Kültürü adeta bir mozaiktir.
İran'ın kültürü, İslam dini ve geleneksel Fars, Türk, Arap ve Kürt kültürü etrafında şekillenmiştir.
Kısacası, İranlı turistlerin dünyaya bakış açılarıyla Avrupalı turistlerin bakış açıları arasında gram benzerlik yoktur, ona göre!
Yemek kültürleri genelde "et döner" etrafında döner.
Ülkenin her yanında, en gariban semtinden en lüks otellerin restoranına kadar 7/24 et döner mutlaka bulunur.
Alanya'da son bir yıl içinde neden bu kadar dönerci, hazır yiyecek satan dükkan açıldığı şimdi daha iyi anlaşılıyordur umarım.

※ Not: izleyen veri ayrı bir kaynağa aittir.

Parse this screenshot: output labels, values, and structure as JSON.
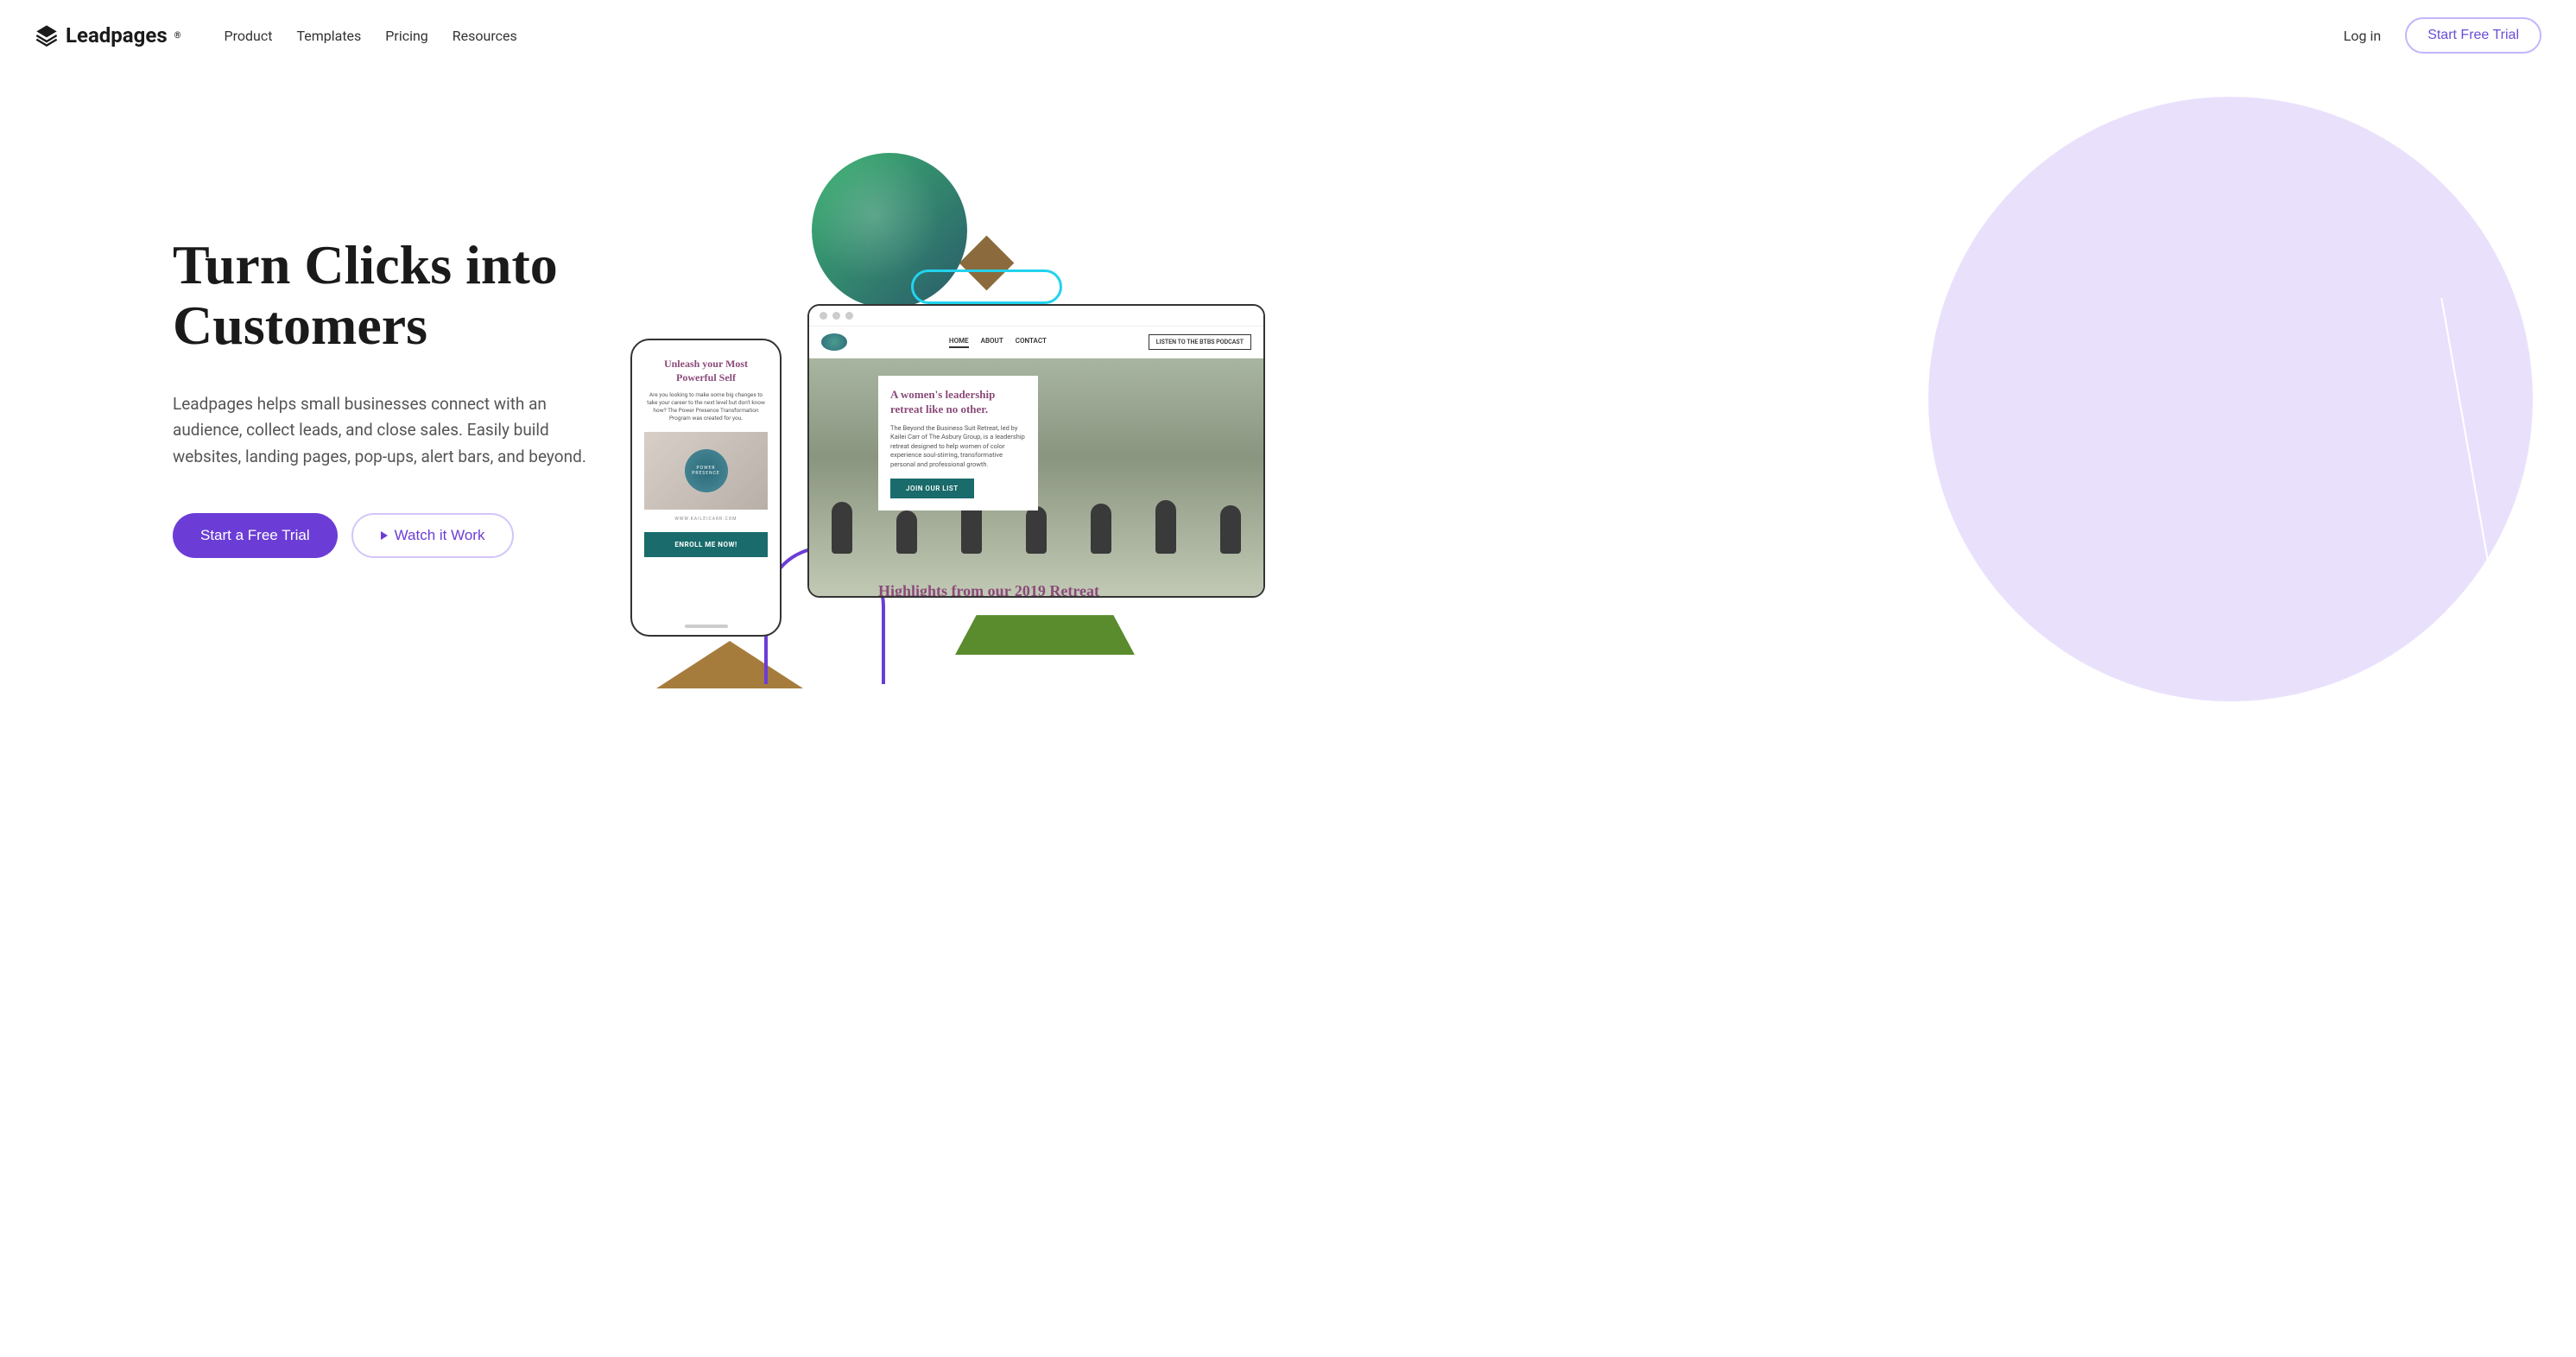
{
  "brand": "Leadpages",
  "nav": {
    "product": "Product",
    "templates": "Templates",
    "pricing": "Pricing",
    "resources": "Resources"
  },
  "header": {
    "login": "Log in",
    "trial": "Start Free Trial"
  },
  "hero": {
    "title": "Turn Clicks into Customers",
    "description": "Leadpages helps small businesses connect with an audience, collect leads, and close sales. Easily build websites, landing pages, pop-ups, alert bars, and beyond.",
    "primaryCta": "Start a Free Trial",
    "secondaryCta": "Watch it Work"
  },
  "mockup": {
    "browser": {
      "navHome": "HOME",
      "navAbout": "ABOUT",
      "navContact": "CONTACT",
      "navButton": "LISTEN TO THE BTBS PODCAST",
      "cardTitle": "A women's leadership retreat like no other.",
      "cardText": "The Beyond the Business Suit Retreat, led by Kailei Carr of The Asbury Group, is a leadership retreat designed to help women of color experience soul-stirring, transformative personal and professional growth.",
      "cardButton": "JOIN OUR LIST",
      "highlights": "Highlights from our 2019 Retreat"
    },
    "mobile": {
      "title": "Unleash your Most Powerful Self",
      "text": "Are you looking to make some big changes to take your career to the next level but don't know how? The Power Presence Transformation Program was created for you.",
      "badgeLine1": "POWER",
      "badgeLine2": "PRESENCE",
      "url": "WWW.KAILEICARR.COM",
      "button": "ENROLL ME NOW!"
    }
  }
}
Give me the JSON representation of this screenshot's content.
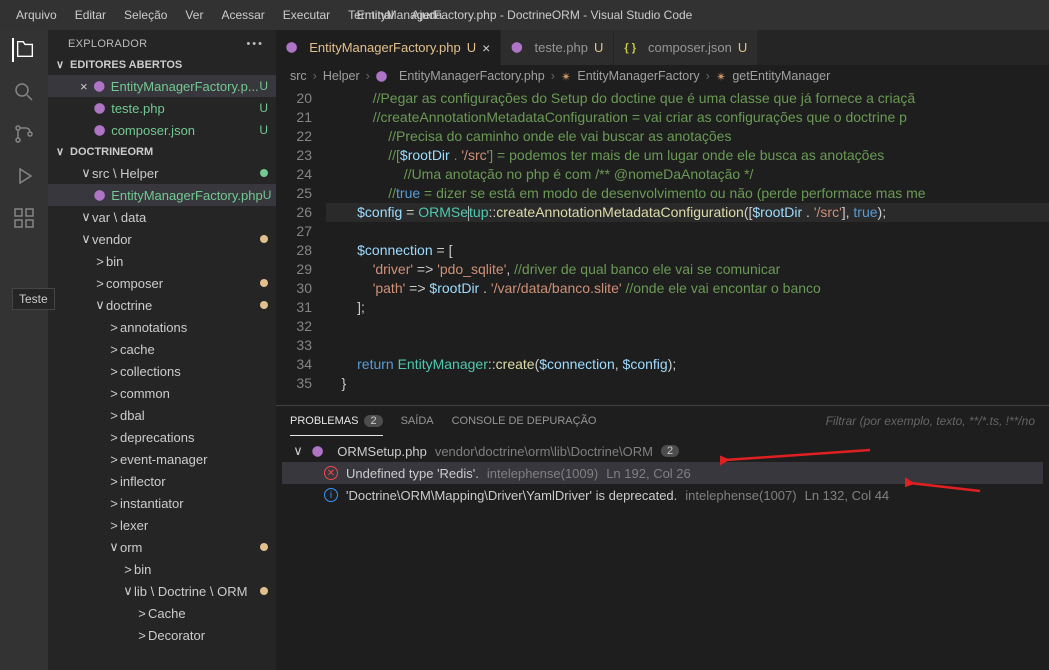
{
  "window": {
    "title": "EntityManagerFactory.php - DoctrineORM - Visual Studio Code"
  },
  "menu": [
    "Arquivo",
    "Editar",
    "Seleção",
    "Ver",
    "Acessar",
    "Executar",
    "Terminal",
    "Ajuda"
  ],
  "tooltip": "Teste",
  "sidebar": {
    "title": "EXPLORADOR",
    "openEditorsHdr": "EDITORES ABERTOS",
    "openEditors": [
      {
        "name": "EntityManagerFactory.p...",
        "badge": "U",
        "cls": "git-u",
        "active": true
      },
      {
        "name": "teste.php",
        "badge": "U",
        "cls": "git-u"
      },
      {
        "name": "composer.json",
        "badge": "U",
        "cls": "git-u"
      }
    ],
    "projectHdr": "DOCTRINEORM",
    "tree": [
      {
        "l": "src \\ Helper",
        "i": 2,
        "chev": "∨",
        "dot": "u"
      },
      {
        "l": "EntityManagerFactory.php",
        "i": 3,
        "php": true,
        "badge": "U",
        "cls": "git-u",
        "sel": true
      },
      {
        "l": "var \\ data",
        "i": 2,
        "chev": "∨",
        "dim": true
      },
      {
        "l": "vendor",
        "i": 2,
        "chev": "∨",
        "dim": true,
        "dot": "m"
      },
      {
        "l": "bin",
        "i": 3,
        "chev": ">",
        "dim": true
      },
      {
        "l": "composer",
        "i": 3,
        "chev": ">",
        "dim": true,
        "dot": "m"
      },
      {
        "l": "doctrine",
        "i": 3,
        "chev": "∨",
        "dim": true,
        "dot": "m"
      },
      {
        "l": "annotations",
        "i": 4,
        "chev": ">",
        "dim": true
      },
      {
        "l": "cache",
        "i": 4,
        "chev": ">",
        "dim": true
      },
      {
        "l": "collections",
        "i": 4,
        "chev": ">",
        "dim": true
      },
      {
        "l": "common",
        "i": 4,
        "chev": ">",
        "dim": true
      },
      {
        "l": "dbal",
        "i": 4,
        "chev": ">",
        "dim": true
      },
      {
        "l": "deprecations",
        "i": 4,
        "chev": ">",
        "dim": true
      },
      {
        "l": "event-manager",
        "i": 4,
        "chev": ">",
        "dim": true
      },
      {
        "l": "inflector",
        "i": 4,
        "chev": ">",
        "dim": true
      },
      {
        "l": "instantiator",
        "i": 4,
        "chev": ">",
        "dim": true
      },
      {
        "l": "lexer",
        "i": 4,
        "chev": ">",
        "dim": true
      },
      {
        "l": "orm",
        "i": 4,
        "chev": "∨",
        "dim": true,
        "dot": "m"
      },
      {
        "l": "bin",
        "i": 5,
        "chev": ">",
        "dim": true
      },
      {
        "l": "lib \\ Doctrine \\ ORM",
        "i": 5,
        "chev": "∨",
        "dim": true,
        "dot": "m"
      },
      {
        "l": "Cache",
        "i": 6,
        "chev": ">",
        "dim": true
      },
      {
        "l": "Decorator",
        "i": 6,
        "chev": ">",
        "dim": true
      }
    ]
  },
  "tabs": [
    {
      "label": "EntityManagerFactory.php",
      "mod": "U",
      "active": true,
      "php": true,
      "close": true
    },
    {
      "label": "teste.php",
      "mod": "U",
      "php": true
    },
    {
      "label": "composer.json",
      "mod": "U",
      "json": true
    }
  ],
  "breadcrumb": [
    "src",
    "Helper",
    "EntityManagerFactory.php",
    "EntityManagerFactory",
    "getEntityManager"
  ],
  "code": {
    "start": 20,
    "lines": [
      "            //Pegar as configurações do Setup do doctine que é uma classe que já fornece a criaçã",
      "            //createAnnotationMetadataConfiguration = vai criar as configurações que o doctrine p",
      "                //Precisa do caminho onde ele vai buscar as anotações",
      "                //[$rootDir . '/src'] = podemos ter mais de um lugar onde ele busca as anotações ",
      "                    //Uma anotação no php é com /** @nomeDaAnotação */",
      "                //true = dizer se está em modo de desenvolvimento ou não (perde performace mas me",
      "        $config = ORMSe|tup::createAnnotationMetadataConfiguration([$rootDir . '/src'], true);",
      "",
      "        $connection = [",
      "            'driver' => 'pdo_sqlite', //driver de qual banco ele vai se comunicar",
      "            'path' => $rootDir . '/var/data/banco.slite' //onde ele vai encontar o banco",
      "        ];",
      "",
      "",
      "        return EntityManager::create($connection, $config);",
      "    }"
    ]
  },
  "panel": {
    "tabs": {
      "problems": "PROBLEMAS",
      "output": "SAÍDA",
      "debug": "CONSOLE DE DEPURAÇÃO"
    },
    "count": "2",
    "filterPlaceholder": "Filtrar (por exemplo, texto, **/*.ts, !**/no",
    "file": {
      "name": "ORMSetup.php",
      "path": "vendor\\doctrine\\orm\\lib\\Doctrine\\ORM",
      "count": "2"
    },
    "items": [
      {
        "type": "err",
        "msg": "Undefined type 'Redis'.",
        "src": "intelephense(1009)",
        "loc": "Ln 192, Col 26",
        "sel": true
      },
      {
        "type": "info",
        "msg": "'Doctrine\\ORM\\Mapping\\Driver\\YamlDriver' is deprecated.",
        "src": "intelephense(1007)",
        "loc": "Ln 132, Col 44"
      }
    ]
  }
}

Giyim kuşam konusunda her ne kadar Avrupalı turistler gibi rahat ve özgür olmasalar da, İran'da kadın ve erkekler için kılık kıyafet noktasında bir zorlayıcılık yoktur.
Giyim kuşam tercihleri, İran'ın çeşitli bölgelerine, yani iklim şartlarına göre değişkenlik gösterebilir.
Kadınlar için tek şart, saçları gözüksün ya da gözükmesin, başlarına tülbent, eşarp veya şal takmalarıdır.
İranlı kadınların Türkiye'ye gelirken uçağa biner binmez saçlarını açmalarının, makyaj yapmalarının ve daha rahat kıyafetler giymelerinin, ülkedeki gizli rejim baskısı ve şeriat korkusu olduğu iddia edilmektedir.
Lütfen buraya dikkat!
Ülke nüfusunun yüzde 61'ini Farslar, yüzde 16'sını Azeri Türkleri, yani kadim kardeşlerimiz, yüzde 10'unu Kürtler, yani terör örgütlerinin algı operasyonu yüzünden birbirimize düşman edilmeye çalışılan kardeşlerimiz, yüzde 6'sını Lur'lar, yüzde 2'sini Belüci'ler, yüzde 2'sini Araplar, yüzde 2'sini Kaşkay Türkleri, diğer kesimi de Türkmen gruplar oluşturur.
"Buraya dikkat" dememin sebebi şudur.
İran nüfusunun neredeyse yüzde 30'unu Türk kökenli İranlılar oluşturmaktadır.
Yıllarca Avrupalıdan ve Rus'tan medet umup, petrol ve doğal gaz zengini olan İran'ı bize geç fark ettirenlere selam çakıp bugünlük noktayı koyuyorum.
Unutmadan...
Yarın, İranlı kadınlar ve İranlı erkeklerin ruh halini, onlara nasıl davranılması gerektiğini anlatacağım, beklerim efendim.